Saturday, April 14, 2012

Review of The Chemical Garden #1 WITHER by Lauren DeStefano

Wither by Lauren DeStefano
Young Adult ; Science Fiction ; Dystopia ( 358 pgs)
Simon & Schuster Books for Young Readers

In this futuristic dark and somber young adult fiction, females only live to the age of twenty and men to the age of twenty-five.  Cursed by a virus which has no antidote, the fate of humanity is on the brink of extinction.  As a result, Gatherers kidnap young girls and force them into polygamous marriages.  Rhine, the main character, finds herself in such a situation when she is taken to marry House Governor Linden, one among the four new wives.  In parallel, there is a also a race for science to find a fix for this virus which claims the lives of people so early in life.

By age sixteen, Rhine Ellery has four years left to live. She can thank modern science for this genetic time bomb. A botched effort to create a perfect race has left all males with a lifespan of 25 years, and females with a lifespan of 20 years. Geneticists are seeking a miracle antidote to restore the human race, desperate orphans crowd the population, crime and poverty have skyrocketed, and young girls are being kidnapped and sold as polygamous brides to bear more children. When Rhine is kidnapped and sold as a bride, she vows to do all she can to escape. Her husband, Linden, is hopelessly in love with her, and Rhine can’t bring herself to hate him as much as she’d like to. He opens her to a magical world of wealth and illusion she never thought existed, and it almost makes it possible to ignore the clock ticking away her short life. But Rhine quickly learns that not everything in her new husband’s strange world is what it seems. Her father-in-law, an eccentric doctor bent on finding the antidote, is hoarding corpses in the basement. Her fellow sister wives are to be trusted one day and feared the next, and Rhine is desperate to communicate to her twin brother that she is safe and alive. Will Rhine be able to escape--before her time runs out?Together with one of Linden's servants, Gabriel, Rhine attempts to escape just before her seventeenth birthday. But in a world that continues to spiral into anarchy, is there any hope for freedom? (GoodReads Wither)

After hearing so much about this book, and after reading so many reviews online, this dystopia had to be read.  Entering into it, there was a slight worry.  The beginning is a bit strange and boring.  In comparison to all the praise the book had gotten, the feeling of dissapointment was slowly seeping in.  Page by page, though, the book began to take on a surprising form, indeed a vision by DeStefano that everyone had been talking about.  Throughout the whole book there is a sense that Lauren DeStefano is truly a visionary.  It is definitely a book that grows on you, and takes you on a journey you maybe never expected. Nonetheless, there are moments in the book when you feel the temptation to skip a few pages since there is a bit of redundancy.

There is something unique about the word choices for this book.  Words like 'burrowed,' 'sullied,' ' quells,' 'foraging,' 'wilted,' 'succumb,' 'protrude,' ' crumple,' are among the few to set the setting into this gothic and dark vision that DeStefano intended. The tone of the novel is reminiscent a little bit of old classics.  Very smart choice of language. Yet, the novel fell short. Lot of reviews claim this young-adult piece of fiction to take the reader through a lot of imagery that DeStephano so cleverly creates.  Far from it, it felt like the journey was more through thoughts and feelings rather than imagery.

It would have made for even a better book, possibly, if the subject of genetics and science was more thoroughly carried out.  This was the highlight of scientific bacground.

"Seventy years ago science perfected the art of children.  There were complete cures for an epidemic known as cancer, a disease that could affect any part of the body and that used to claim millions of lives.  Immune system boosts given to the new-generation children eradicated allergies and seasonal ailments, and even protected against sexually contracted viruses.  Flawed natural children ceased to be conceived in favor of this new technology.  A generation of perfectly engineered embryos assured a healthy, sucessful population.  Most of that generation is still alive, approaching old age gracefully.  They are fearless first generation, practically immortal.
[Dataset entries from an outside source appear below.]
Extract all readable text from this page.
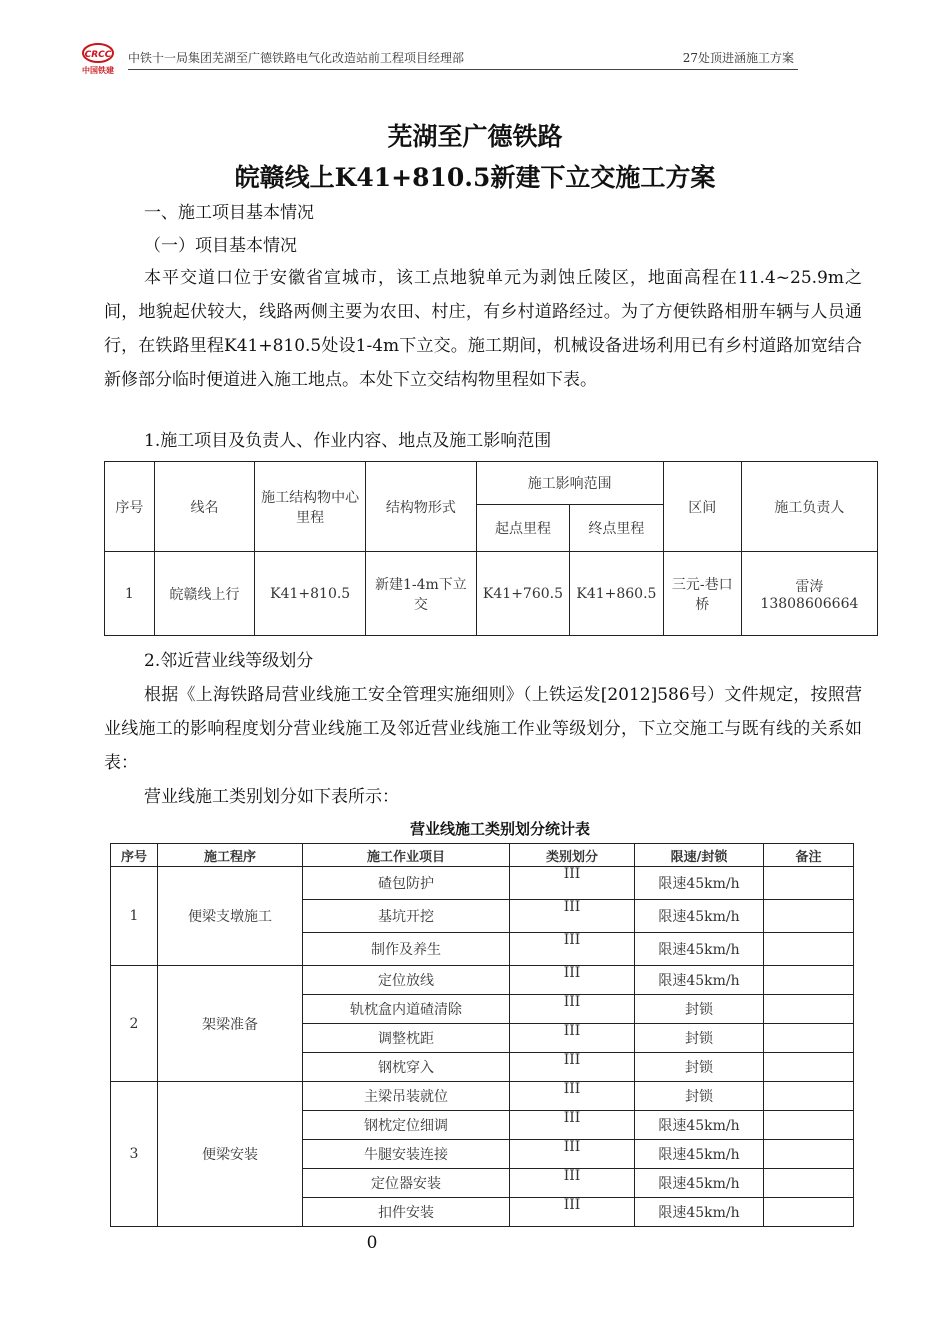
CRCC
中国铁建
中铁十一局集团芜湖至广德铁路电气化改造站前工程项目经理部	27处顶进涵施工方案
芜湖至广德铁路
皖赣线上K41+810.5新建下立交施工方案
一、施工项目基本情况
（一）项目基本情况
本平交道口位于安徽省宣城市，该工点地貌单元为剥蚀丘陵区，地面高程在11.4~25.9m之间，地貌起伏较大，线路两侧主要为农田、村庄，有乡村道路经过。为了方便铁路相册车辆与人员通行，在铁路里程K41+810.5处设1-4m下立交。施工期间，机械设备进场利用已有乡村道路加宽结合新修部分临时便道进入施工地点。本处下立交结构物里程如下表。
1.施工项目及负责人、作业内容、地点及施工影响范围
序号	线名	施工结构物中心里程	结构物形式	施工影响范围		区间	施工负责人
				起点里程	终点里程		
1	皖赣线上行	K41+810.5	新建1-4m下立交	K41+760.5	K41+860.5	三元-巷口桥	雷涛
13808606664
2.邻近营业线等级划分
根据《上海铁路局营业线施工安全管理实施细则》（上铁运发[2012]586号）文件规定，按照营业线施工的影响程度划分营业线施工及邻近营业线施工作业等级划分，下立交施工与既有线的关系如表：
营业线施工类别划分如下表所示：
营业线施工类别划分统计表
序号	施工程序	施工作业项目	类别划分	限速/封锁	备注
1	便梁支墩施工	碴包防护	III	限速45km/h	
		基坑开挖	III	限速45km/h	
		制作及养生	III	限速45km/h	
2	架梁准备	定位放线	III	限速45km/h	
		轨枕盒内道碴清除	III	封锁	
		调整枕距	III	封锁	
		钢枕穿入	III	封锁	
3	便梁安装	主梁吊装就位	III	封锁	
		钢枕定位细调	III	限速45km/h	
		牛腿安装连接	III	限速45km/h	
		定位器安装	III	限速45km/h	
		扣件安装	III	限速45km/h	
0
No one could ever have anticipated the horrible aftermath of such a sturdy generation of children.  While the first generation did, and still does, thrive, something went wrong with their children, and their children's children."

Fantastic premise.  Why not elaborate on why that happened?  Why is there no antidote?  What has been tried and how has it failed?  The story just gets worse and worse and plenty of questions get left unanswered. While the book is unique in its vision, style, and tone, it falls short quite a few ways.  I hope the next in the series will give more to chew on this subject.

Why you should read this book:  If you are a fan of young adult books, this is definitely one you don't want to miss.  It's quite a unique vision for a dystopia, but be aware that you might feel some dissapointment with it.  Chance also are that you might be completely taken by it.  You will either love it or be seriously ambiguous about it.